Governo não deve ceder vagas da CPI da Petrobras para oposição, diz vice-líder

BRASÍLIA - Após o encontro do líder do PMDB no Senado, Renan Calheiros (AL), com o presidente Lula, senadores da base aliada ao governo começam a sinalizar que não haverá espaço para a oposição nos cargos de comando da CPI da Petrobras. Nesta quarta-feira, o senador Gim Argello (PTB-DF), vice-líder do governo, negou haver qualquer acordo com a oposição na divisão das funções de relator e presidente da comissão de inquérito.

Carol Pires, repórter em Brasília |

Quem pediu a CPI foi a oposição.
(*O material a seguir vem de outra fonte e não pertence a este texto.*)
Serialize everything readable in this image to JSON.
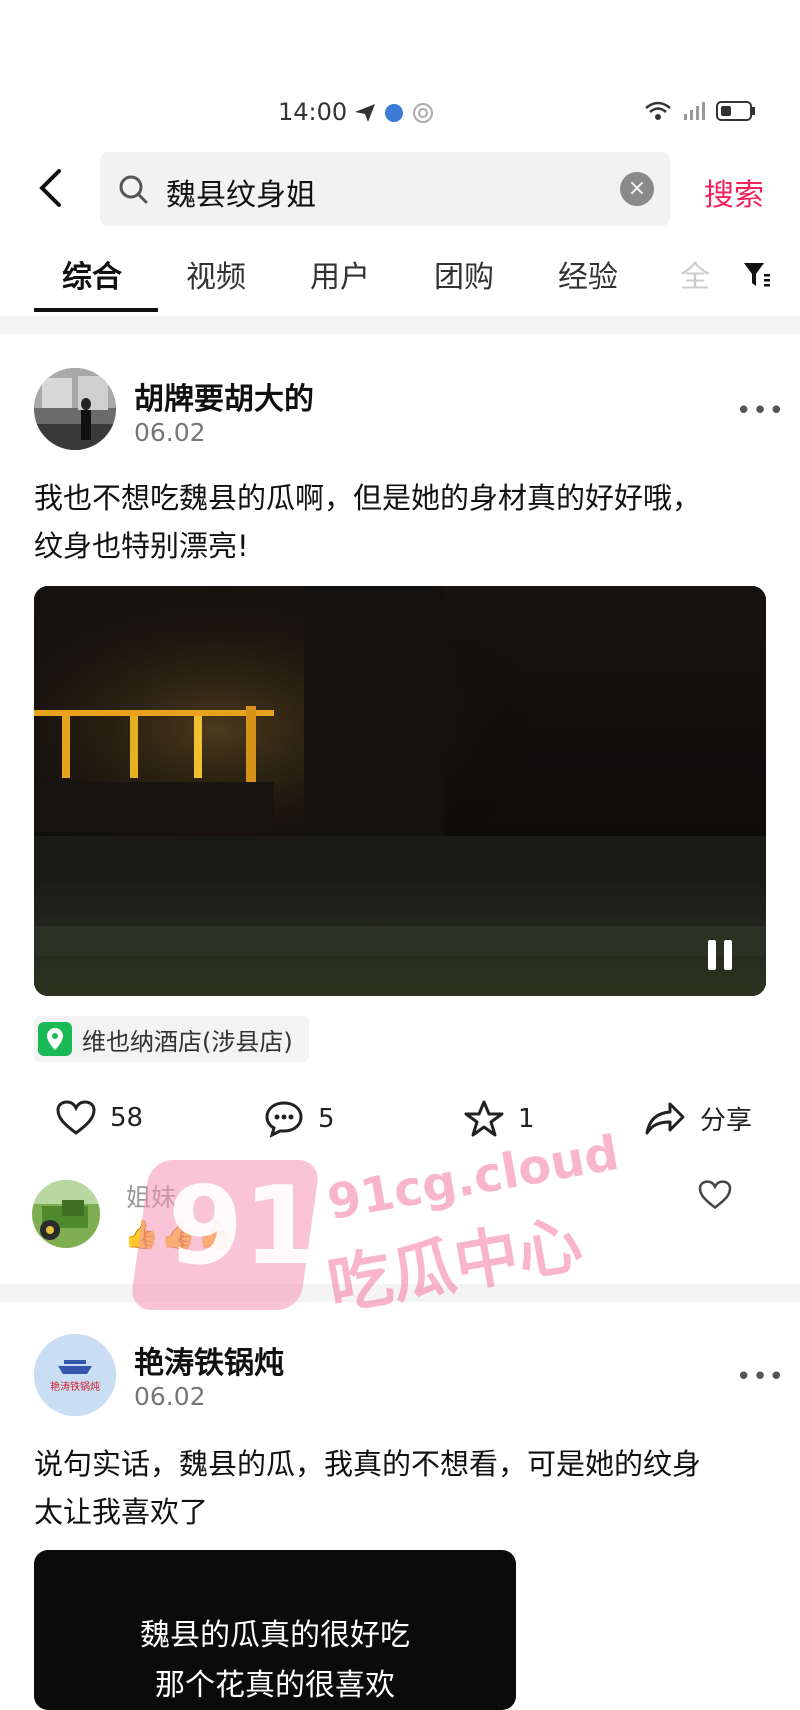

Então eles vão lá e coloquem pessoas para investigar. Daí a você fazer acordo para entregar posições na CPI é diferente, considerou Argello. Se você pegar o governo passado do presidente FHC, nenhuma CPI teve a divisão de cargo, observou.

No início da noite desta segunda-feira, o líder do DEM, José Agripino Maia (RN) admitiu que estava desconfiado de que, após a reunião com o presidente Lula, pela manhã, Renan Calheiros teria desistido do acordo de que a presidente da CPI da Petrobras poderia ficar com o senador ACM Júnior (DEM-BA).
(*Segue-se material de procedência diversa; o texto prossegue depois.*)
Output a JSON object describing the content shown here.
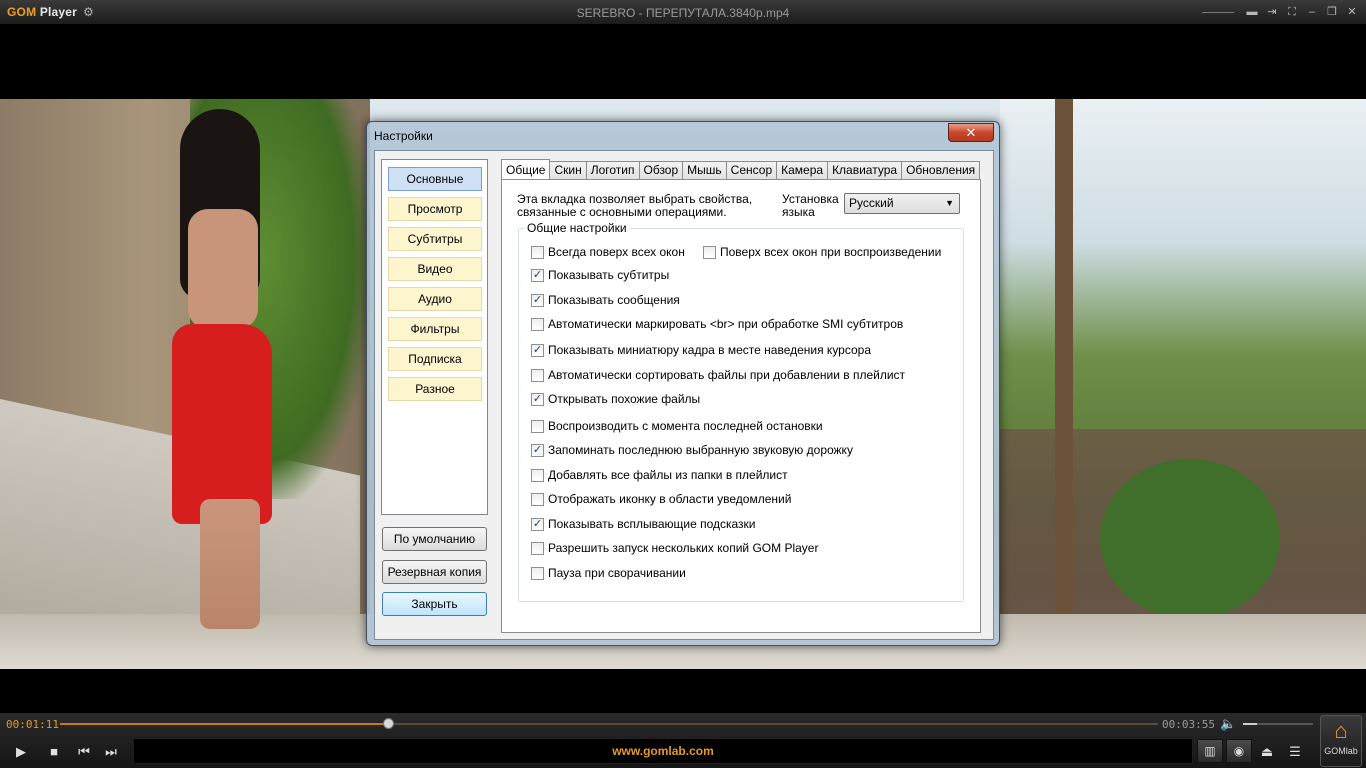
{
  "titlebar": {
    "logo_gom": "GOM",
    "logo_player": "Player",
    "title": "SEREBRO - ПЕРЕПУТАЛА.3840p.mp4"
  },
  "dialog": {
    "title": "Настройки",
    "close": "✕",
    "nav": [
      {
        "label": "Основные",
        "active": true
      },
      {
        "label": "Просмотр"
      },
      {
        "label": "Субтитры"
      },
      {
        "label": "Видео"
      },
      {
        "label": "Аудио"
      },
      {
        "label": "Фильтры"
      },
      {
        "label": "Подписка"
      },
      {
        "label": "Разное"
      }
    ],
    "buttons": {
      "defaults": "По умолчанию",
      "backup": "Резервная копия",
      "close": "Закрыть"
    },
    "tabs": [
      "Общие",
      "Скин",
      "Логотип",
      "Обзор",
      "Мышь",
      "Сенсор",
      "Камера",
      "Клавиатура",
      "Обновления"
    ],
    "general": {
      "description": "Эта вкладка позволяет выбрать свойства, связанные с основными операциями.",
      "language_label": "Установка языка",
      "language_value": "Русский",
      "group_title": "Общие настройки",
      "options": [
        {
          "label": "Всегда поверх всех окон",
          "checked": false
        },
        {
          "label": "Поверх всех окон при воспроизведении",
          "checked": false
        },
        {
          "label": "Показывать субтитры",
          "checked": true
        },
        {
          "label": "Показывать сообщения",
          "checked": true
        },
        {
          "label": "Автоматически маркировать <br> при обработке SMI субтитров",
          "checked": false
        },
        {
          "label": "Показывать миниатюру кадра в месте наведения курсора",
          "checked": true
        },
        {
          "label": "Автоматически сортировать файлы при добавлении в плейлист",
          "checked": false
        },
        {
          "label": "Открывать похожие файлы",
          "checked": true
        },
        {
          "label": "Воспроизводить с момента последней остановки",
          "checked": false
        },
        {
          "label": "Запоминать последнюю выбранную звуковую дорожку",
          "checked": true
        },
        {
          "label": "Добавлять все файлы из папки в плейлист",
          "checked": false
        },
        {
          "label": "Отображать иконку в области уведомлений",
          "checked": false
        },
        {
          "label": "Показывать всплывающие подсказки",
          "checked": true
        },
        {
          "label": "Разрешить запуск нескольких копий GOM Player",
          "checked": false
        },
        {
          "label": "Пауза при сворачивании",
          "checked": false
        }
      ]
    }
  },
  "player": {
    "current_time": "00:01:11",
    "total_time": "00:03:55",
    "progress_fraction": 0.3,
    "volume_fraction": 0.2,
    "info_text": "www.gomlab.com",
    "gomlab_label": "GOMlab"
  },
  "colors": {
    "accent": "#e39a2a",
    "close_button": "#c9482c",
    "nav_active": "#cfe0f4",
    "nav_item": "#fdf5cd"
  }
}
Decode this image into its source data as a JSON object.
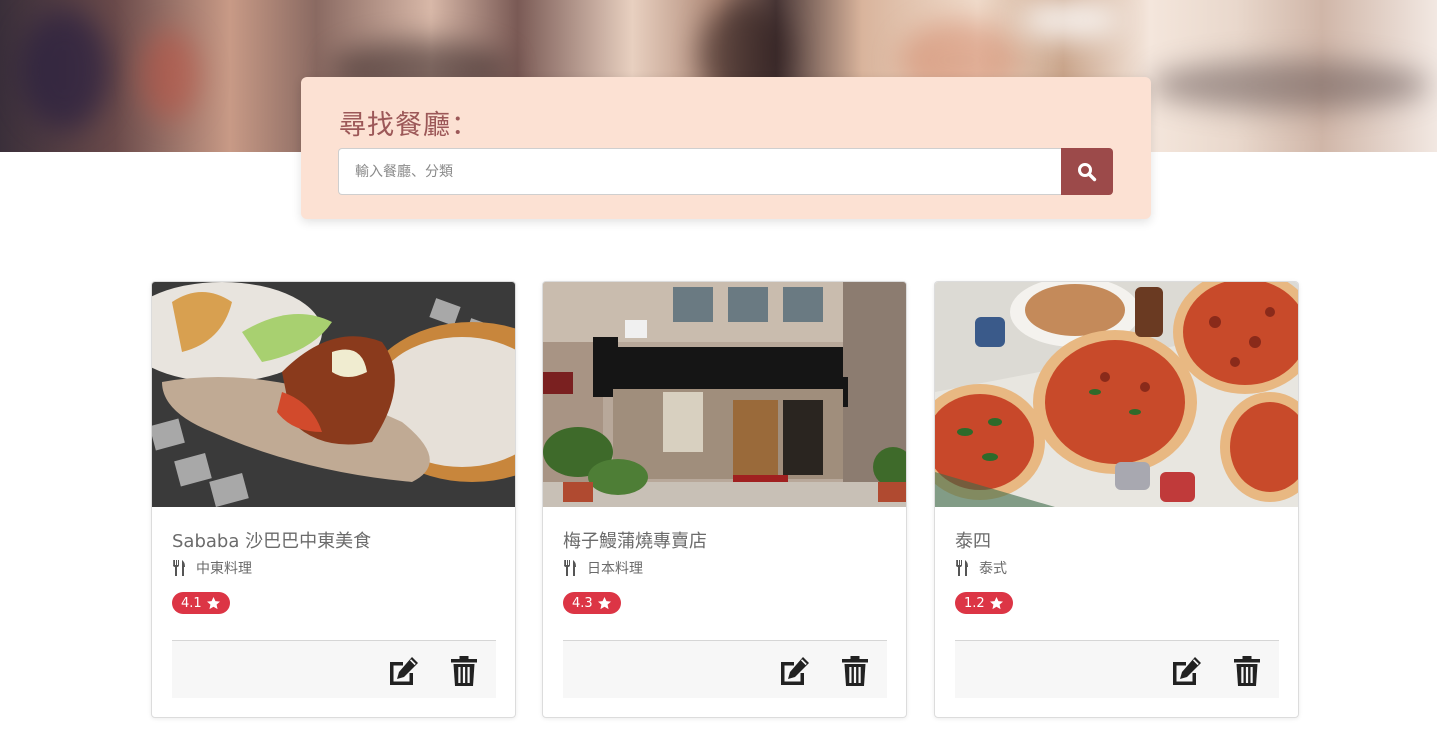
{
  "search": {
    "title": "尋找餐廳：",
    "placeholder": "輸入餐廳、分類",
    "button_icon": "search-icon"
  },
  "restaurants": [
    {
      "name": "Sababa 沙巴巴中東美食",
      "category": "中東料理",
      "rating": "4.1",
      "category_icon": "utensils-icon"
    },
    {
      "name": "梅子鰻蒲燒專賣店",
      "category": "日本料理",
      "rating": "4.3",
      "category_icon": "utensils-icon"
    },
    {
      "name": "泰四",
      "category": "泰式",
      "rating": "1.2",
      "category_icon": "utensils-icon"
    }
  ],
  "colors": {
    "search_panel": "#fce1d3",
    "search_button": "#9c4a4a",
    "rating_badge": "#dc3545"
  }
}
O prazo para indicação dos membros que farão parte da CPI acaba nesta terça-feira. Até o momento, Fernando Collor (AL) foi indicado pelo PTB e Jefferson Praia (AM), pelo PDT. Os nomes do PSDB são Álvaro Dias (PR), Tasso Jereissati (CE) e Sérgio Guerra (PE). Demóstenes Torres (GO), Heráclito Fortes (PI) e ACM Jr (BA) são as escolhas do DEM. 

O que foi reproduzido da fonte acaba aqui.